The core of the Overlay solution is a point-to-multipoint tunnel encapsulation protocol that abstract away the structure and details of the intermediate network and virtualizes the entire intermediate network as a “giant Layer 2 switch”. In this virtual network, each host is directly connected to a port on this “giant switch”. Each host is directly connected to a port of this “giant switch”. Thus, hosts do not need to be concern with the internal details of how the traffic is forwarded in the underlying network.
Overly technology is independent of the bearer network and can fully utilize existing infrastructure networks to achieve the large-scale Layer 2 networks. It has advantages in supporting SDN and multi-tenancy aspects, and is currently the most popular technology of the large-scale layer 2 networks. It can achieve a large-scale layer 2 network for the entire data center, even interconnect large-scale layer 2 network across data center. However, Overly technology consists of two control levels: the Overlay network and the Underlay bearer network, making management maintenance, and fault location relatively more complex. The operation and maintenance work is also relatively more extensive.

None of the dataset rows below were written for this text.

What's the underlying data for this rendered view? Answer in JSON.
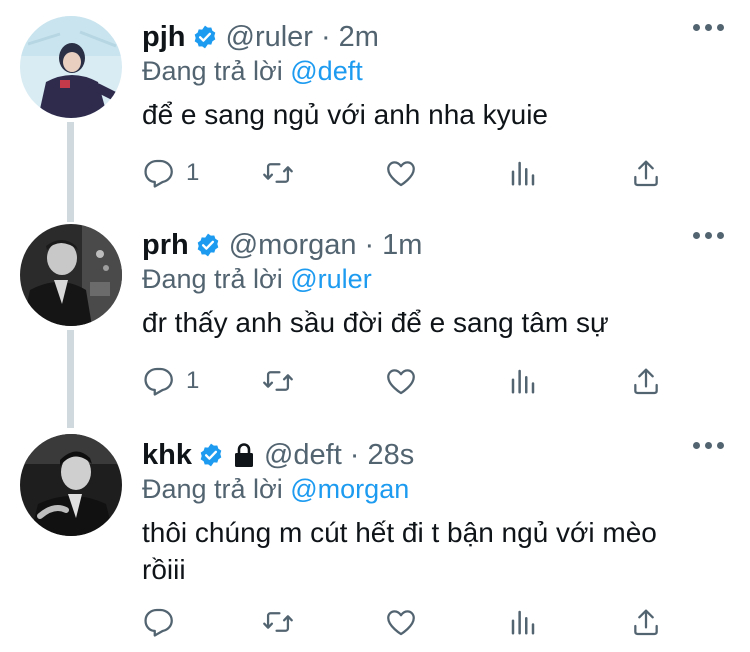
{
  "tweets": [
    {
      "name": "pjh",
      "handle": "@ruler",
      "separator": "·",
      "time": "2m",
      "reply_prefix": "Đang trả lời ",
      "reply_to": "@deft",
      "text": "để e sang ngủ với anh nha kyuie",
      "reply_count": "1",
      "locked": false
    },
    {
      "name": "prh",
      "handle": "@morgan",
      "separator": "·",
      "time": "1m",
      "reply_prefix": "Đang trả lời ",
      "reply_to": "@ruler",
      "text": "đr thấy anh sầu đời để e sang tâm sự",
      "reply_count": "1",
      "locked": false
    },
    {
      "name": "khk",
      "handle": "@deft",
      "separator": "·",
      "time": "28s",
      "reply_prefix": "Đang trả lời ",
      "reply_to": "@morgan",
      "text": "thôi chúng m cút hết đi t bận ngủ với mèo rồiii",
      "reply_count": "",
      "locked": true
    }
  ],
  "icons": {
    "verified": "verified-badge-icon",
    "lock": "lock-icon",
    "reply": "reply-icon",
    "retweet": "retweet-icon",
    "like": "like-icon",
    "views": "views-icon",
    "share": "share-icon",
    "more": "more-icon"
  },
  "colors": {
    "verified": "#1d9bf0",
    "mention": "#1d9bf0",
    "secondary_text": "#536471",
    "thread_line": "#cfd9de"
  }
}
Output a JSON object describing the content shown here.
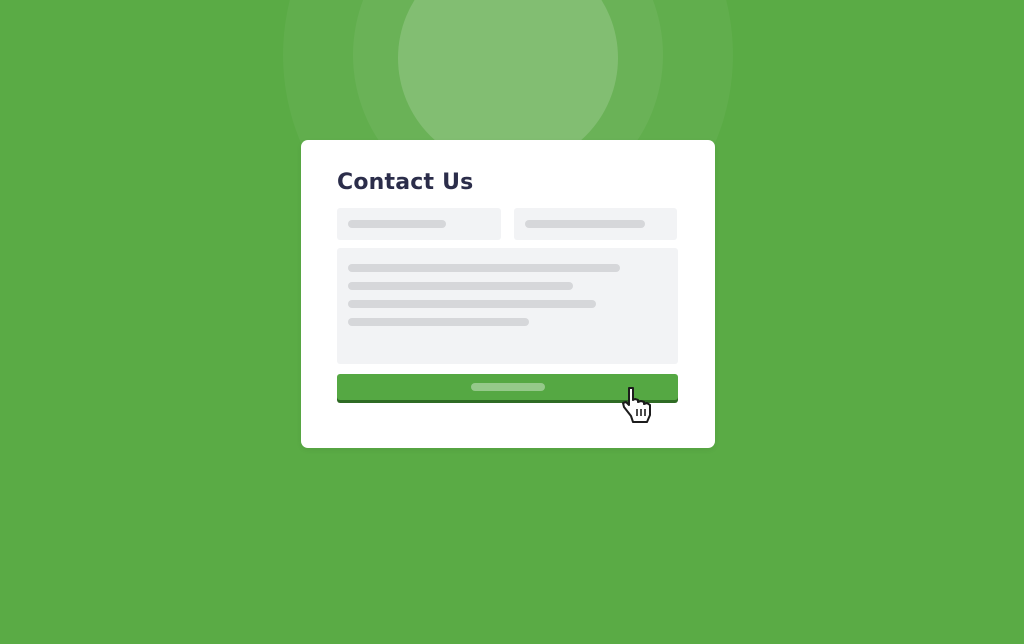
{
  "form": {
    "title": "Contact Us"
  },
  "colors": {
    "background": "#5aab45",
    "card": "#ffffff",
    "title_text": "#2b2d4a",
    "field_background": "#f2f3f5",
    "placeholder_bar": "#d6d7da",
    "submit_button": "#55a843"
  },
  "icons": {
    "pointer": "hand-pointer-icon"
  }
}
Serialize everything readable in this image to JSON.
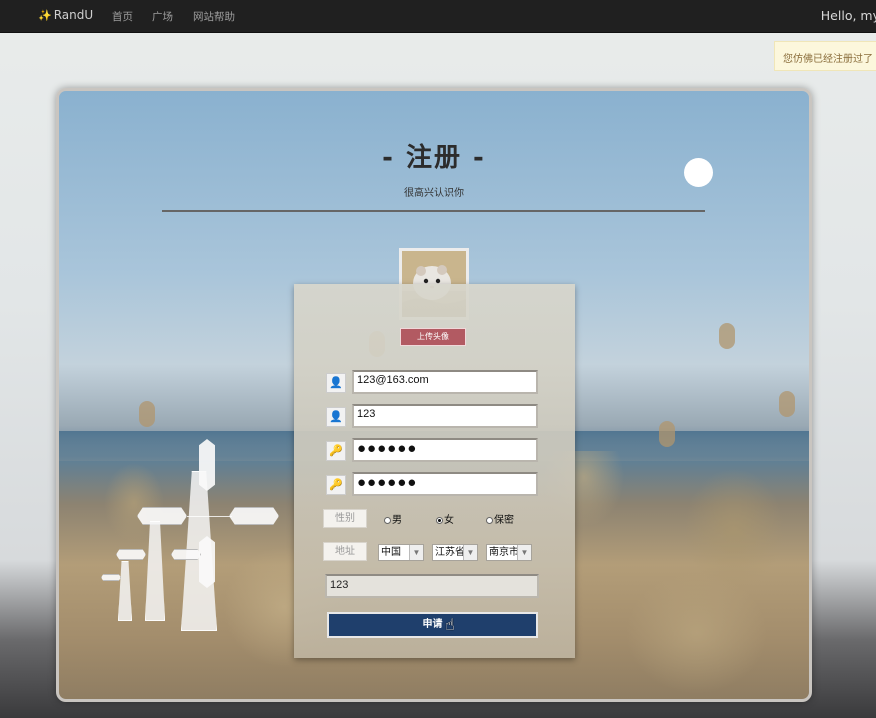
{
  "navbar": {
    "brand": "RandU",
    "brand_icon": "sparkle-icon",
    "links": [
      "首页",
      "广场",
      "网站帮助"
    ],
    "greeting": "Hello, my"
  },
  "toast": {
    "message": "您仿佛已经注册过了"
  },
  "page": {
    "title": "- 注册 -",
    "subtitle": "很高兴认识你"
  },
  "form": {
    "upload_label": "上传头像",
    "email_value": "123@163.com",
    "username_value": "123",
    "password_value": "●●●●●●",
    "password_confirm_value": "●●●●●●",
    "gender_label": "性别",
    "gender_options": [
      "男",
      "女",
      "保密"
    ],
    "gender_selected": "女",
    "address_label": "地址",
    "country": "中国",
    "province": "江苏省",
    "city": "南京市",
    "address_detail": "123",
    "submit_label": "申请"
  },
  "colors": {
    "navbar_bg": "#202020",
    "submit_bg": "#1f3f6c",
    "upload_bg": "#b25a62",
    "toast_bg": "#fcf7dc"
  }
}
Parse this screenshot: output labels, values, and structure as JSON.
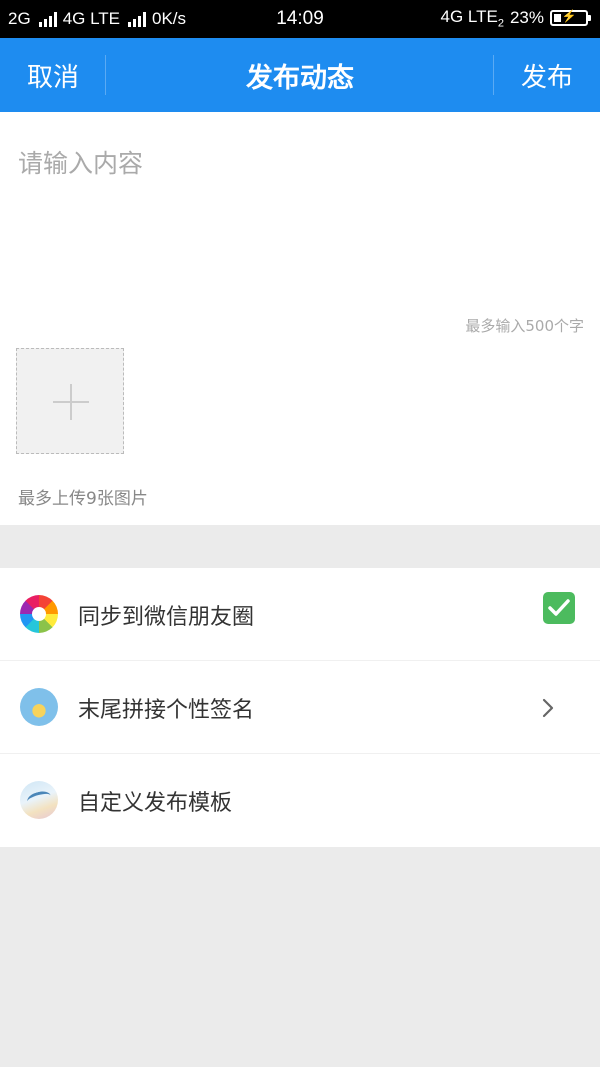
{
  "status_bar": {
    "sim1": "2G",
    "sim1_lte": "4G LTE",
    "net_speed": "0K/s",
    "time": "14:09",
    "sim2": "4G LTE",
    "sim2_index": "2",
    "battery": "23%",
    "battery_level": 0.23
  },
  "navbar": {
    "cancel_label": "取消",
    "title": "发布动态",
    "publish_label": "发布"
  },
  "editor": {
    "placeholder": "请输入内容",
    "value": "",
    "char_limit": "最多输入500个字",
    "upload_hint": "最多上传9张图片"
  },
  "options": [
    {
      "label": "同步到微信朋友圈",
      "icon": "wechat-moments-icon",
      "control": "checkbox",
      "checked": true
    },
    {
      "label": "末尾拼接个性签名",
      "icon": "signature-icon",
      "control": "chevron"
    },
    {
      "label": "自定义发布模板",
      "icon": "template-icon",
      "control": "none"
    }
  ],
  "colors": {
    "accent": "#1e8cf0",
    "checkbox": "#4cbb5e",
    "page_bg": "#ebebeb"
  }
}
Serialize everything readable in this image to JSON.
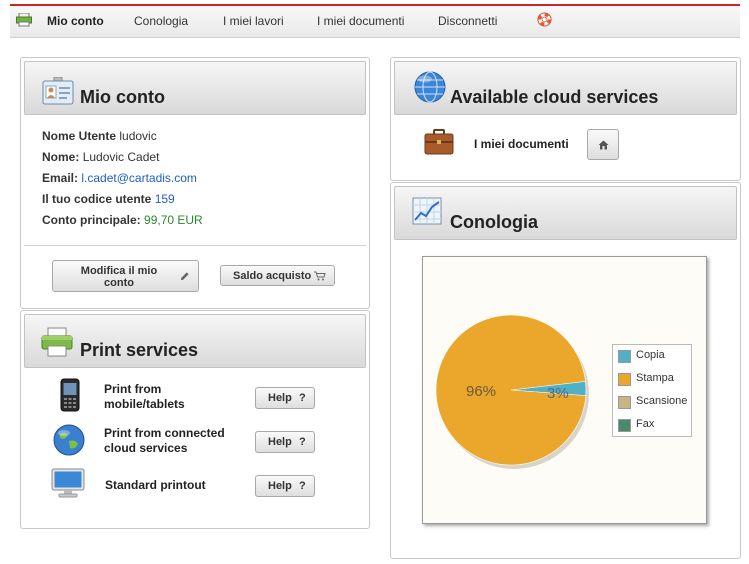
{
  "nav": {
    "items": [
      "Mio conto",
      "Conologia",
      "I miei lavori",
      "I miei documenti",
      "Disconnetti"
    ],
    "active": 0
  },
  "account": {
    "title": "Mio conto",
    "username_label": "Nome Utente",
    "username": "ludovic",
    "name_label": "Nome:",
    "name": "Ludovic Cadet",
    "email_label": "Email:",
    "email": "l.cadet@cartadis.com",
    "code_label": "Il tuo codice utente",
    "code": "159",
    "balance_label": "Conto principale:",
    "balance": "99,70 EUR",
    "edit_button": "Modifica il mio conto",
    "purchase_button": "Saldo acquisto"
  },
  "print": {
    "title": "Print services",
    "items": [
      {
        "label": "Print from mobile/tablets",
        "help": "Help"
      },
      {
        "label": "Print from connected cloud services",
        "help": "Help"
      },
      {
        "label": "Standard printout",
        "help": "Help"
      }
    ]
  },
  "cloud": {
    "title": "Available cloud services",
    "items": [
      {
        "label": "I miei documenti"
      }
    ]
  },
  "history": {
    "title": "Conologia"
  },
  "chart_data": {
    "type": "pie",
    "series": [
      {
        "name": "Copia",
        "value": 3,
        "color": "#4fb0c6"
      },
      {
        "name": "Stampa",
        "value": 96,
        "color": "#eba62c"
      },
      {
        "name": "Scansione",
        "value": 0,
        "color": "#c8b486"
      },
      {
        "name": "Fax",
        "value": 0,
        "color": "#4a8a6a"
      }
    ],
    "labels": [
      "96%",
      "3%"
    ]
  }
}
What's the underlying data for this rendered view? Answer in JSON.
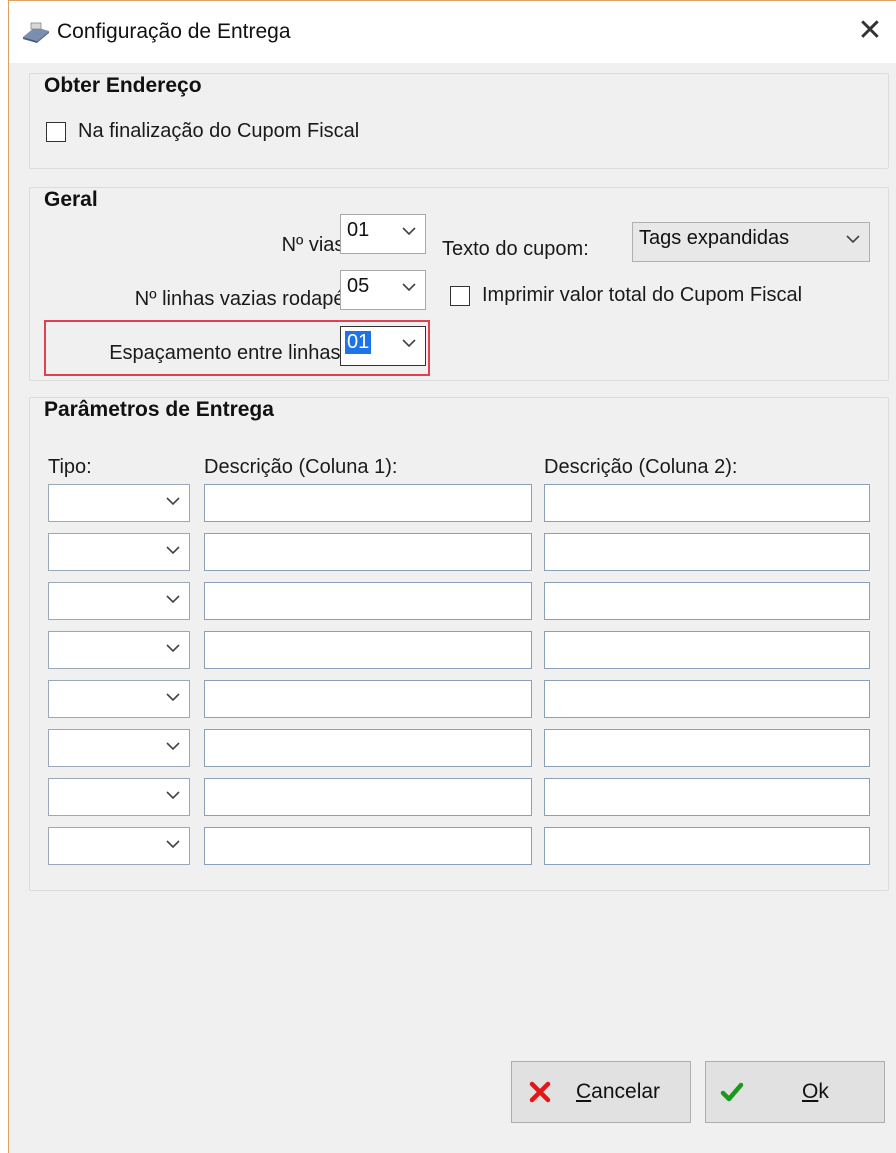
{
  "window": {
    "title": "Configuração de Entrega",
    "close_glyph": "✕"
  },
  "obter_endereco": {
    "title": "Obter Endereço",
    "checkbox_label": "Na finalização do Cupom Fiscal",
    "checked": false
  },
  "geral": {
    "title": "Geral",
    "n_vias_label": "Nº vias:",
    "n_vias_value": "01",
    "n_linhas_label": "Nº linhas vazias rodapé:",
    "n_linhas_value": "05",
    "espacamento_label": "Espaçamento entre linhas:",
    "espacamento_value": "01",
    "texto_cupom_label": "Texto do cupom:",
    "texto_cupom_value": "Tags expandidas",
    "imprimir_label": "Imprimir valor total do Cupom Fiscal",
    "imprimir_checked": false
  },
  "parametros": {
    "title": "Parâmetros de Entrega",
    "col_tipo": "Tipo:",
    "col_desc1": "Descrição (Coluna 1):",
    "col_desc2": "Descrição (Coluna 2):",
    "rows": [
      {
        "tipo": "",
        "desc1": "",
        "desc2": ""
      },
      {
        "tipo": "",
        "desc1": "",
        "desc2": ""
      },
      {
        "tipo": "",
        "desc1": "",
        "desc2": ""
      },
      {
        "tipo": "",
        "desc1": "",
        "desc2": ""
      },
      {
        "tipo": "",
        "desc1": "",
        "desc2": ""
      },
      {
        "tipo": "",
        "desc1": "",
        "desc2": ""
      },
      {
        "tipo": "",
        "desc1": "",
        "desc2": ""
      },
      {
        "tipo": "",
        "desc1": "",
        "desc2": ""
      }
    ]
  },
  "buttons": {
    "cancel_label": "Cancelar",
    "ok_label": "Ok"
  },
  "colors": {
    "highlight": "#e04050",
    "cancel_icon": "#e01818",
    "ok_icon": "#1a9a1a",
    "selection": "#1e73e8"
  }
}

VXLAN with Spine/Leaf architecture.
Spine/Leaf networks extend the access and aggregation layers. A host can communicate with a host on another leaf-branch switch through the leaf-branch switch (leaf), and it is a separate channel. This network can greatly improve the efficiency of the network, especially for high performance computing clusters or high frequency traffic communication devices.
East-West traffic does not need to go through the core.